CCLC uses the proceeds from the event to provide scholarships to children. And that money is needed now more than ever. Following the announcement that Head Start would no longer be funded in Rappahannock County, CCLC, in collaboration with community partners such as RCES and Headwaters, stepped up to provide preschool classes for 24 children left without school options after funding ended.
Preschool is important in many ways. “There has been some pretty sound evidence that Headstart provides a very strong foundation for kids,” says CCLC executive director Lisa Paine-Wells. “That foundation carries them not just through kindergarten but through their academic career.”
In addition, community member Bill Dant believes, “CCLC is the one resource [in our county] that young children can begin to be in a formal, or informal, outof-home
learning environment,” while allowing parents to work.
However, new children from Head Start is not the only change with CCLC this year. They’ve also welcomed a new executive director, Paine-Wells, who enthusiastically endorses a new nature-based program called Children in Nature. “There’s not a curricula per se. It’s really about getting kids outside, getting them to explore, and developing their curiosity in the natural world,” she says.
In a rural community such as Rappahannock, because aftercare options are scarce, organizations like CCLC become that much more important. For most families, full time nannies are not an option. In order to hold down a job, parents need a place to send their kids. CCLC is that place. With fun programs, games and stimulating activities, it’s a reliable, educational home away from home.
“I will say that CCLC has been just a huge gift to [our son] and our family, for a lot of reasons. But he’s made some really wonderful friends there,” says one mom. She notes that her son is experiencing a childhood similar to her own with experiences like playing in the woods with sticks, making forts, and taking care of chickens, even though she sometimes isn’t able to be there with him.

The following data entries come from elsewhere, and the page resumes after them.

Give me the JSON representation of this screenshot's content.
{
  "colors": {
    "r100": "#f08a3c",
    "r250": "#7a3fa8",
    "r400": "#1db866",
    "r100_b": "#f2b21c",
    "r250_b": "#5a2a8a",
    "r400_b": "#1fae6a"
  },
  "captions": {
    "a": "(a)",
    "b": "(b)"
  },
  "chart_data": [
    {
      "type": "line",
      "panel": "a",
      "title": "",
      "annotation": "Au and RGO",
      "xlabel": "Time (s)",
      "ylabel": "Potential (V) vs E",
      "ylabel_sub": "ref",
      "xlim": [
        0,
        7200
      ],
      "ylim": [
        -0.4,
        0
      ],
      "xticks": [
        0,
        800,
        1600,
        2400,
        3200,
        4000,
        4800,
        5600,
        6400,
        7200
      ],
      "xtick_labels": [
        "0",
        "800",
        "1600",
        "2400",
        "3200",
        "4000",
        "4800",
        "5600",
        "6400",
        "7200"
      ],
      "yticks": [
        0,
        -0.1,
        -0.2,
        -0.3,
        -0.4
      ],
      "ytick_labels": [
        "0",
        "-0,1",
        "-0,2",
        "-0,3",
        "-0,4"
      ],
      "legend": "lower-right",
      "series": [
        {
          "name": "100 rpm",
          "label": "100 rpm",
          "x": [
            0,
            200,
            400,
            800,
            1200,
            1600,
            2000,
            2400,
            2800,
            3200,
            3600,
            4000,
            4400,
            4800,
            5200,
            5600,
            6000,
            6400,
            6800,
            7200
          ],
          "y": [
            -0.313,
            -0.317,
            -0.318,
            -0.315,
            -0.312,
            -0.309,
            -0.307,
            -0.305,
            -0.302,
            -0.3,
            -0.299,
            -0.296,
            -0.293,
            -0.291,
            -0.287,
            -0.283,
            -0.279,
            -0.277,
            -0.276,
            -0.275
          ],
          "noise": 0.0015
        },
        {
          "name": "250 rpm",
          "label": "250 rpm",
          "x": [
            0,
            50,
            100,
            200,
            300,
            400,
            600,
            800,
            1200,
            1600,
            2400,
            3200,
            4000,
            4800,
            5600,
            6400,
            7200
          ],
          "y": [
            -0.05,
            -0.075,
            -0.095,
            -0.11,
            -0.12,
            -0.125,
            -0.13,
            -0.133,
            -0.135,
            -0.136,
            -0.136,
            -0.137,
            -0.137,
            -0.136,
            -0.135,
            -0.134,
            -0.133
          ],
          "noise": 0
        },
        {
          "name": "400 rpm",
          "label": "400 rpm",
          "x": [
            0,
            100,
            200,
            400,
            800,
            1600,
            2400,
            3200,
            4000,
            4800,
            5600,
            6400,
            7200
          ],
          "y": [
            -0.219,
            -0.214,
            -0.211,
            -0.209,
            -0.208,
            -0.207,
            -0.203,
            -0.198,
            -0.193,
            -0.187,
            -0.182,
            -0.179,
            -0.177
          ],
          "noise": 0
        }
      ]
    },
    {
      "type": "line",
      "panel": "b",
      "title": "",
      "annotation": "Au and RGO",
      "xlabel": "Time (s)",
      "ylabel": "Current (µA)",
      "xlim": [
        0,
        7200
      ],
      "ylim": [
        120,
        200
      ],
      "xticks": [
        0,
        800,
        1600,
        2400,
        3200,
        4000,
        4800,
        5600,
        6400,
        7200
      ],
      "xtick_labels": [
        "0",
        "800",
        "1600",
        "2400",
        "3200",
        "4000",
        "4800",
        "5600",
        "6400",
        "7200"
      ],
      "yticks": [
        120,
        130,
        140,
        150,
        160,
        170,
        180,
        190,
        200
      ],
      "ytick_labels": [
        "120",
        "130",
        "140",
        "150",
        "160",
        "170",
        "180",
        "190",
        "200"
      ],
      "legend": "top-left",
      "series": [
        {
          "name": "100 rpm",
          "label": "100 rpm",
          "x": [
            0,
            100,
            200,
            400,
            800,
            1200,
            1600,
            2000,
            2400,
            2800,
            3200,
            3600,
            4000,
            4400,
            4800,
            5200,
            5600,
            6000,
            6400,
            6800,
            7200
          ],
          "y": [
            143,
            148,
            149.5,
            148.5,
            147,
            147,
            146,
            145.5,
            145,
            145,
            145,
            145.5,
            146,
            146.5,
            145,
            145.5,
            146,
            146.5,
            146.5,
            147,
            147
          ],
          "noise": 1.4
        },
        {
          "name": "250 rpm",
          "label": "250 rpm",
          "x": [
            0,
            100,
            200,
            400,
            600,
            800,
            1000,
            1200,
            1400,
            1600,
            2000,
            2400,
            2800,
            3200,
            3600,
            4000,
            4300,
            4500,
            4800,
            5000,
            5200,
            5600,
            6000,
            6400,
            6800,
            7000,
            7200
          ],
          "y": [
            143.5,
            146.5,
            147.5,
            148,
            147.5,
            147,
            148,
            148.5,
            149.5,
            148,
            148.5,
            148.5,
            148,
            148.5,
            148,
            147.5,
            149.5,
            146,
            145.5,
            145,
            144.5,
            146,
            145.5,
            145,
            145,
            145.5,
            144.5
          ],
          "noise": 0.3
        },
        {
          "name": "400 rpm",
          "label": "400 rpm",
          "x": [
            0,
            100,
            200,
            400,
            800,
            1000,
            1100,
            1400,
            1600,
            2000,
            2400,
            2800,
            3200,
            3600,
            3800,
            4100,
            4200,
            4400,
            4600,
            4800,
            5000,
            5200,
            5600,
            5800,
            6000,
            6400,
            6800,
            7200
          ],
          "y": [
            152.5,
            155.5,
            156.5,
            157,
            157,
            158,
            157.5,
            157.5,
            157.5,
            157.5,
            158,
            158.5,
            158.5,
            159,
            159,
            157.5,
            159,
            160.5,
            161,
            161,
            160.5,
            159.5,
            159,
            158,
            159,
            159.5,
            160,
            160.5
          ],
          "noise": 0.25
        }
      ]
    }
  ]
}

The Secret Garden was an appropriate theme, she added, noting that her child’s story was similar to that at the core of the book. “I think my son was a sick little boy and I think that he found friendship there,” says the CCLC mom.
Clearly, the kids agree. Says
Kai Smith, a student in the CCLC afterschool program, “CCLC feels like a family. I like it and everybody loves me. And I have Star Wars toys there.”
We all need a good frolic in the Rappahannock woods, a recap course in finger painting, and a story read to us from time to time, just like the children at CCLC. Who knows, maybe The Secret Garden will appear in a future storytime.
Just as Mary's secret garden bloomed after being unlocked by a hidden key, the children of Rappahannock bloom as CCLC cares for, teaches, and helps them reach their full potential.